Silvia Cattori : D’une façon générale, traiter de la question israélo-palestinienne n’est pas une chose facile. La crainte d’être accusé d’antisémitisme, incite-t-elle à s’autocensurer ?


Gilad Atzmon : Je vais être très honnête avec vous. Les médias occidentaux ont complètement démérité. Ils nous ont trahis. Ils n’ont pas réussi à comprendre que la Palestine n’est pas si loin de notre « paradis occidental ». Ils n’ont pas réussi à voir que nous sommes tous des Palestiniens. Que les Palestiniens sont simplement à la pointe du combat. Et que nous combattons exactement dans la même bataille.

 

Silvia Cattori : La désinformation en ce qui concerne Israël n’a-t-elle pas également un lien avec le fait que les journalistes honnêtes sont eux-mêmes assujettis à la propagande israélienne ?


Gilad Atzmon : En ce qui concerne le Royaume-Uni, c’est loin d’être un secret que les plus grands partisans de la guerre criminelle de Blair contre l’Irak par exemple, étaient les journalistes David Aaronovitch et Nick Cohen, qui écrivent tous deux pour le notoirement sioniste Jewish Chronicle.
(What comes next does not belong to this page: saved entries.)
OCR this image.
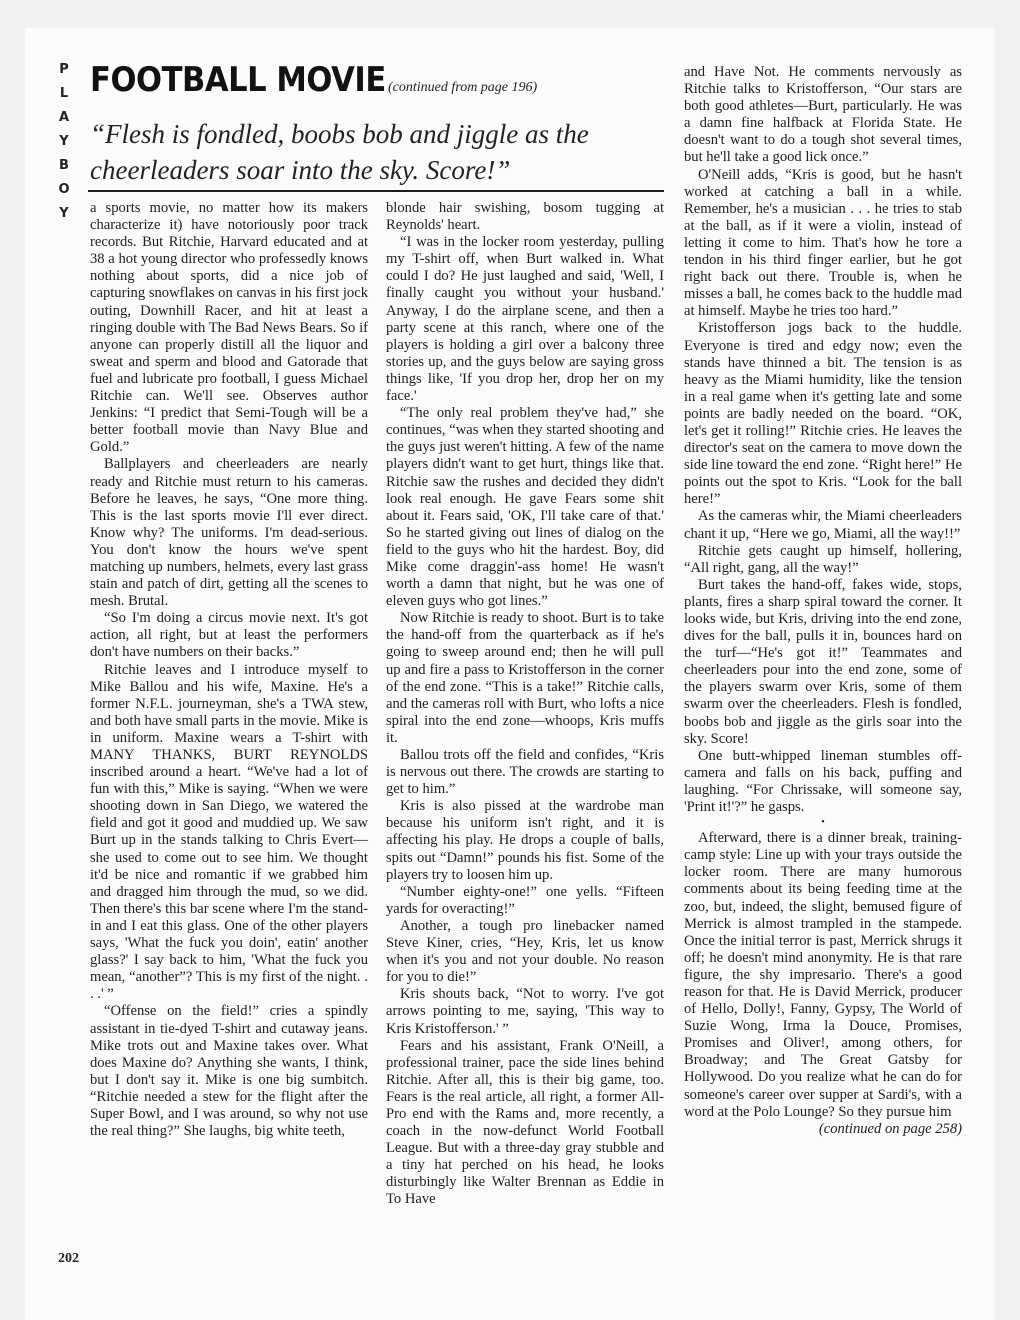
P
L
A
Y
B
O
Y
FOOTBALL MOVIE (continued from page 196)
“Flesh is fondled, boobs bob and jiggle as the cheerleaders soar into the sky. Score!”

a sports movie, no matter how its makers characterize it) have notoriously poor track records. But Ritchie, Harvard educated and at 38 a hot young director who professedly knows nothing about sports, did a nice job of capturing snowflakes on canvas in his first jock outing, Downhill Racer, and hit at least a ringing double with The Bad News Bears. So if anyone can properly distill all the liquor and sweat and sperm and blood and Gatorade that fuel and lubricate pro football, I guess Michael Ritchie can. We'll see. Observes author Jenkins: “I predict that Semi-Tough will be a better football movie than Navy Blue and Gold.”

Ballplayers and cheerleaders are nearly ready and Ritchie must return to his cameras. Before he leaves, he says, “One more thing. This is the last sports movie I'll ever direct. Know why? The uniforms. I'm dead-serious. You don't know the hours we've spent matching up numbers, helmets, every last grass stain and patch of dirt, getting all the scenes to mesh. Brutal.

“So I'm doing a circus movie next. It's got action, all right, but at least the performers don't have numbers on their backs.”

Ritchie leaves and I introduce myself to Mike Ballou and his wife, Maxine. He's a former N.F.L. journeyman, she's a TWA stew, and both have small parts in the movie. Mike is in uniform. Maxine wears a T-shirt with MANY THANKS, BURT REYNOLDS inscribed around a heart. “We've had a lot of fun with this,” Mike is saying. “When we were shooting down in San Diego, we watered the field and got it good and muddied up. We saw Burt up in the stands talking to Chris Evert—she used to come out to see him. We thought it'd be nice and romantic if we grabbed him and dragged him through the mud, so we did. Then there's this bar scene where I'm the stand-in and I eat this glass. One of the other players says, 'What the fuck you doin', eatin' another glass?' I say back to him, 'What the fuck you mean, “another”? This is my first of the night. . . .' ”

“Offense on the field!” cries a spindly assistant in tie-dyed T-shirt and cutaway jeans. Mike trots out and Maxine takes over. What does Maxine do? Anything she wants, I think, but I don't say it. Mike is one big sumbitch. “Ritchie needed a stew for the flight after the Super Bowl, and I was around, so why not use the real thing?” She laughs, big white teeth,

blonde hair swishing, bosom tugging at Reynolds' heart.

“I was in the locker room yesterday, pulling my T-shirt off, when Burt walked in. What could I do? He just laughed and said, 'Well, I finally caught you without your husband.' Anyway, I do the airplane scene, and then a party scene at this ranch, where one of the players is holding a girl over a balcony three stories up, and the guys below are saying gross things like, 'If you drop her, drop her on my face.'

“The only real problem they've had,” she continues, “was when they started shooting and the guys just weren't hitting. A few of the name players didn't want to get hurt, things like that. Ritchie saw the rushes and decided they didn't look real enough. He gave Fears some shit about it. Fears said, 'OK, I'll take care of that.' So he started giving out lines of dialog on the field to the guys who hit the hardest. Boy, did Mike come draggin'-ass home! He wasn't worth a damn that night, but he was one of eleven guys who got lines.”

Now Ritchie is ready to shoot. Burt is to take the hand-off from the quarterback as if he's going to sweep around end; then he will pull up and fire a pass to Kristofferson in the corner of the end zone. “This is a take!” Ritchie calls, and the cameras roll with Burt, who lofts a nice spiral into the end zone—whoops, Kris muffs it.

Ballou trots off the field and confides, “Kris is nervous out there. The crowds are starting to get to him.”

Kris is also pissed at the wardrobe man because his uniform isn't right, and it is affecting his play. He drops a couple of balls, spits out “Damn!” pounds his fist. Some of the players try to loosen him up.

“Number eighty-one!” one yells. “Fifteen yards for overacting!”

Another, a tough pro linebacker named Steve Kiner, cries, “Hey, Kris, let us know when it's you and not your double. No reason for you to die!”

Kris shouts back, “Not to worry. I've got arrows pointing to me, saying, 'This way to Kris Kristofferson.' ”

Fears and his assistant, Frank O'Neill, a professional trainer, pace the side lines behind Ritchie. After all, this is their big game, too. Fears is the real article, all right, a former All-Pro end with the Rams and, more recently, a coach in the now-defunct World Football League. But with a three-day gray stubble and a tiny hat perched on his head, he looks disturbingly like Walter Brennan as Eddie in To Have

and Have Not. He comments nervously as Ritchie talks to Kristofferson, “Our stars are both good athletes—Burt, particularly. He was a damn fine halfback at Florida State. He doesn't want to do a tough shot several times, but he'll take a good lick once.”

O'Neill adds, “Kris is good, but he hasn't worked at catching a ball in a while. Remember, he's a musician . . . he tries to stab at the ball, as if it were a violin, instead of letting it come to him. That's how he tore a tendon in his third finger earlier, but he got right back out there. Trouble is, when he misses a ball, he comes back to the huddle mad at himself. Maybe he tries too hard.”

Kristofferson jogs back to the huddle. Everyone is tired and edgy now; even the stands have thinned a bit. The tension is as heavy as the Miami humidity, like the tension in a real game when it's getting late and some points are badly needed on the board. “OK, let's get it rolling!” Ritchie cries. He leaves the director's seat on the camera to move down the side line toward the end zone. “Right here!” He points out the spot to Kris. “Look for the ball here!”

As the cameras whir, the Miami cheerleaders chant it up, “Here we go, Miami, all the way!!”

Ritchie gets caught up himself, hollering, “All right, gang, all the way!”

Burt takes the hand-off, fakes wide, stops, plants, fires a sharp spiral toward the corner. It looks wide, but Kris, driving into the end zone, dives for the ball, pulls it in, bounces hard on the turf—“He's got it!” Teammates and cheerleaders pour into the end zone, some of the players swarm over Kris, some of them swarm over the cheerleaders. Flesh is fondled, boobs bob and jiggle as the girls soar into the sky. Score!

One butt-whipped lineman stumbles off-camera and falls on his back, puffing and laughing. “For Chrissake, will someone say, 'Print it!'?” he gasps.

•

Afterward, there is a dinner break, training-camp style: Line up with your trays outside the locker room. There are many humorous comments about its being feeding time at the zoo, but, indeed, the slight, bemused figure of Merrick is almost trampled in the stampede. Once the initial terror is past, Merrick shrugs it off; he doesn't mind anonymity. He is that rare figure, the shy impresario. There's a good reason for that. He is David Merrick, producer of Hello, Dolly!, Fanny, Gypsy, The World of Suzie Wong, Irma la Douce, Promises, Promises and Oliver!, among others, for Broadway; and The Great Gatsby for Hollywood. Do you realize what he can do for someone's career over supper at Sardi's, with a word at the Polo Lounge? So they pursue him

(continued on page 258)

202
Silvia Cattori : On voit les mêmes mécanismes de censure et de contrôle de l’information à l’œuvre dans les nouveaux médias alternatifs. Celui dont le point de vue est susceptible de heurter l’agenda des bailleurs de fonds est censuré. N’est-ce pas regrettable ?


Gilad Atzmon : Je suppose que c’est normal. Vous devez vous rappeler que tout discours est en pratique un ensemble de limites. Cela peut expliquer pourquoi l’artiste est bien plus efficace que les marxistes par exemple. Alors que le marxiste est là pour maintenir les limites, l’artiste est là pour présenter une réalité alternative. Mon choix est évidemment clair, je suis un artiste.

 

Silvia Cattori : La presse en Israël est-elle plus libre que notre propre presse ?


Gilad Atzmon : La presse israélienne n’est pas libre mais, assez curieusement, elle est encore plus ouverte que notre presse occidentale. En dépit de la censure, elle est ouverte à la discussion sur les questions juives et plus critique sur l’État d’Israël que ne le sont le Guardian, le New York Times ou le Socialist Worker.


Silvia Cattori : En dépit de la dureté de votre critique contre Israël, ni le quotidien Israélien „Haaretz” [2] ni la chaîne Arte ne vous ont censuré. Est-ce le musicien de jazz accompli ou l’opposant israélien qui attire leur intérêt ? Est-ce le signe que quelque chose a changé ?

 

Gilad Atzmon : Les deux je suppose. Je suis intéressant pour eux de différentes manières. Je leur offre une occasion de dire ce qu’ils pensent exactement, là où ils n’ont pas le courage de le dire eux-mêmes. The Tide Has Changed (Le vent a tourné) [3] est le titre de mon nouvel album. Quelque chose est effectivement en train de changer ; et c’est quelque chose de très important. J’ai beaucoup de succès dans ce que j’entreprends. En Grande Bretagne, je peux dire que je suis assez célèbre dans certains milieux. Quand je voyage autour du monde, je donne de nombreuses interviews et participe à de nombreux entretiens. J’ai aussi quelques ennemis qui tentent de me réduire au silence et qui se battent pour faire annuler mes entretiens et mes concerts. En l’occurrence, ils ont constamment échoué. Je suis encore à l’attaque.

 

 

Silvia Cattori

 

 

 

Source: http://www.silviacattori.net/article1661.html


(*) Publié sous une forme abrégée dans le magazine suisse EDITO

[1] http://www.gilad.co.uk/

[2] http://www.haaretz.com/weekend/magazine/haunted-by-ghosts-1.319263
Arte TV http://www.gilad.co.uk/storage/Gilad%20Atzmon%20German%20press_Arte.pdf

[3] The Tide Has Changed, le dernier album de Gilad Atzmon, a reçu une critique très élogieuse en Grande Bretagne.